Scrap dealers noted that when a major storm hits a highly populated area, light iron and shreddables historically have been the first grades of scrap to come out, followed by automobiles, non-ferrous grades and heavier steel.

In 2012, when Sandy hit the eastern seaboard, the US scrap market was coming off two consecutive months of falling prices in September, and October and November expectations were already bullish.

"Of course scrap is going up," one southern scrap executive said at the time in 2012. "It was going up before the storm -- now it might go up another $10."

The prediction proved accurate as expectations of $40/lt increases turned into actual rises of $45-$55/lt in US Northeast and Midwest markets.

This time, unlike in 2012 when scrap fell the previous two months before Sandy, scrap prices rose in July and August. However, much like November 2012, bullish expectations have persisted about the September scrap market for the past three weeks. S&P Global Platts' daily shredded scrap assessment was $305-$320/lt delivered Midwest mill on Tuesday.

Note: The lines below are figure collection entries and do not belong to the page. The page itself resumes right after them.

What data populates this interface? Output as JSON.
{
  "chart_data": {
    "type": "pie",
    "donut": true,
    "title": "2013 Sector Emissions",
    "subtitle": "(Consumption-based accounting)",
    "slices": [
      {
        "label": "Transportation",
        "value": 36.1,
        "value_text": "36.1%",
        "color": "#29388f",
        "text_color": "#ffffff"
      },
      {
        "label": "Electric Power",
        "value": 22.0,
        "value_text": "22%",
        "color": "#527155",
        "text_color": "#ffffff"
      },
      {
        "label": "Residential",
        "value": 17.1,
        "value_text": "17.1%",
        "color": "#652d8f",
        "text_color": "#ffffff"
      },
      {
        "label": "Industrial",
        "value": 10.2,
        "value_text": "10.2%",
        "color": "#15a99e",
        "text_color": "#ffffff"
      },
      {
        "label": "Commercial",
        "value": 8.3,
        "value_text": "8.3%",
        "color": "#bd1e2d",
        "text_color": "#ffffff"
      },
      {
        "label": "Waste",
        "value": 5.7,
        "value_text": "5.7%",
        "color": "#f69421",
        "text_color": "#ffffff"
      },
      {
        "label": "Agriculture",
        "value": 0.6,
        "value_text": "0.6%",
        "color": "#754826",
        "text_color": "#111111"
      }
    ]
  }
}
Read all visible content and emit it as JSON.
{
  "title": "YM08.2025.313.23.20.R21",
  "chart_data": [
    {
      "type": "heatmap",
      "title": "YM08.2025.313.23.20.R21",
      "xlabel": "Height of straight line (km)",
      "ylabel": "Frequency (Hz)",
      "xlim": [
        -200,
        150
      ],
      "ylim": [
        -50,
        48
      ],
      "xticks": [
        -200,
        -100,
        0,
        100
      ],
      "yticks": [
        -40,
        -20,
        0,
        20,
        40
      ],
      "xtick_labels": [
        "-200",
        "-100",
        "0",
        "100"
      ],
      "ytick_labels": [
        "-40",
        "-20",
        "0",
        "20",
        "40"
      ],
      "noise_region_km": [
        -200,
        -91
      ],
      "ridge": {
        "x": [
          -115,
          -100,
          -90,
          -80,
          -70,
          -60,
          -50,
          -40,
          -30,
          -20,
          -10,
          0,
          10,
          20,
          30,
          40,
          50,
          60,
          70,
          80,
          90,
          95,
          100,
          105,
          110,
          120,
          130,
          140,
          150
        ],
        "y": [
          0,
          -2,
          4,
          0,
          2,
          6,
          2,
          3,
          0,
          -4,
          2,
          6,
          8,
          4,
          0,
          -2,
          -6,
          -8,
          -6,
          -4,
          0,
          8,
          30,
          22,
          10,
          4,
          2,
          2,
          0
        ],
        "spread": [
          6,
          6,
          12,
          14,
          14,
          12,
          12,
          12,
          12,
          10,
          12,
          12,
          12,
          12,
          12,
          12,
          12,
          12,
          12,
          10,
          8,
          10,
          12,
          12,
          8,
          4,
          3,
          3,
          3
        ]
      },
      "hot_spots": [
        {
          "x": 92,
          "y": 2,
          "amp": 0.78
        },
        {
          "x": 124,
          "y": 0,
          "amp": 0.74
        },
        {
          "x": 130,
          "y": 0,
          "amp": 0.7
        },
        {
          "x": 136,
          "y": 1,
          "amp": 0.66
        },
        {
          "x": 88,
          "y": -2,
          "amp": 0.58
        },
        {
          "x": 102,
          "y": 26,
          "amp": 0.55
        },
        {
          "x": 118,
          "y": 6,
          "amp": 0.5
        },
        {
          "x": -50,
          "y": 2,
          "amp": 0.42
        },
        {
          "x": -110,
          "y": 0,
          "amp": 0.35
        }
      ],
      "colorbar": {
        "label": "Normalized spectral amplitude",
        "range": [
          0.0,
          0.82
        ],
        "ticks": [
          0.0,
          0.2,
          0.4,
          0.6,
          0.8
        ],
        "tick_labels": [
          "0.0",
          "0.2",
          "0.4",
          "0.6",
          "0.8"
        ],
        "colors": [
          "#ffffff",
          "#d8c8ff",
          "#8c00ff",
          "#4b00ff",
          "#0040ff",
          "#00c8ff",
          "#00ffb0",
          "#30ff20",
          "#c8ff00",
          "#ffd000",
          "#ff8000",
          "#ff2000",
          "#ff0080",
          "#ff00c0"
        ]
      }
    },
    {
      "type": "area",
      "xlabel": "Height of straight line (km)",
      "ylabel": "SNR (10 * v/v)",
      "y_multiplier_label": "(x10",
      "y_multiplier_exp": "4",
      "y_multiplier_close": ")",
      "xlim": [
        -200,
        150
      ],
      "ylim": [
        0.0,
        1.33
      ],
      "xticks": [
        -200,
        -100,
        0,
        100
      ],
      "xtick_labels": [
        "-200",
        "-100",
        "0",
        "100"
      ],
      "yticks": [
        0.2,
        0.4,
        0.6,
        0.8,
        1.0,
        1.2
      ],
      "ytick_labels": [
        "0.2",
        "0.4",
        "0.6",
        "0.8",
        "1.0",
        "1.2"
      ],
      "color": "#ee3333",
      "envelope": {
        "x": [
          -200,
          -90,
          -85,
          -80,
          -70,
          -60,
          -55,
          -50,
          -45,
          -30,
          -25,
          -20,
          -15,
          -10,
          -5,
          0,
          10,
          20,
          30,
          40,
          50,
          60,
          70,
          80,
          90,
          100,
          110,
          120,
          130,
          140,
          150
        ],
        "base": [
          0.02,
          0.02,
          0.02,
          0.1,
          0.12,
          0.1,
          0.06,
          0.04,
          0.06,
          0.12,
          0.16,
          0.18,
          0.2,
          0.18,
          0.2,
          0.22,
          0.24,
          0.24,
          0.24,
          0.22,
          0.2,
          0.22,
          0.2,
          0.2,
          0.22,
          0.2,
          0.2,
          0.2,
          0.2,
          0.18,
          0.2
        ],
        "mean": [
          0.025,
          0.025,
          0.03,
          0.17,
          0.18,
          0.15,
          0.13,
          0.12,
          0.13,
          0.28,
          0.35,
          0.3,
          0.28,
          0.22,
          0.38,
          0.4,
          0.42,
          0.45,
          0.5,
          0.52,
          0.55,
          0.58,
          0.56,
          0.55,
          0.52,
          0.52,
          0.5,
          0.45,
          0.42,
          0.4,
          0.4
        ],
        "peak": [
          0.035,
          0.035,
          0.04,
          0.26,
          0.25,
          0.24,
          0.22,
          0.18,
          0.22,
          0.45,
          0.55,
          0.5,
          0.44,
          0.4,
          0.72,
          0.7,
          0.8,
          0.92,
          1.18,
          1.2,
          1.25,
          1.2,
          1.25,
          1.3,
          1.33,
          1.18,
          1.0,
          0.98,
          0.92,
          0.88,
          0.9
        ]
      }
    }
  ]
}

"Sandy eventually generated a good bit of scrap in the Northeast, but it took a little while to come into the yards," one Northeast scrap dealer said. "I think this storm will have a bigger impact on that region because it's right before the buy, prime is already tight and it seems more paralyzing than Sandy."

Voestalpine's hot-briquetted iron facility in Corpus Christi, Texas, was taken offline August 24 in preparation for Harvey's arrival. Late Monday, the company issued an update saying "it should be possible to begin ramping up the plant sometime next week ... However, this is highly dependent on external developments including the electricity supply, infrastructure availability, spare part deliveries, etc in this region that has been declared a disaster zone."

The market is particularly interested in the status of the HBI facility, considering the tight availability of prime scrap and the current unplanned outage at Nucor's Louisiana direct reduced iron facility, which has been offline since July 25.

Houston scrap shredders at Texas Port Recycling and Derichebourg are both located near the flooded Buffalo Bayou. There were no immediate updates from the companies on the status of their shredders.

"It's hard to see how much scrap could flow out of [the] Houston area this month," one local scrap dealer said. "Coupled with Nucor DRI being down, and [if the steel mills are] unscathed, it will be interesting to see what happens."

A south Texas scrap supplier avoided flooding at his yards, but was feeling the logistical impact on rail cars and barges. He noted that several ships destined for ports including Houston had been diverted to Brownsville, Texas, and were taking up dock space and preventing access for barges. In addition, he said he was waiting for empty rail cars that had been delayed.

Logistical issues could extend far beyond the storm's path. Rail car availability has already been a widespread issue under normal circumstances in the US this year.

"Freight delays will be widespread throughout the country, while carriers play catch up with any material that was scheduled to move through the storm," another scrap supplier said.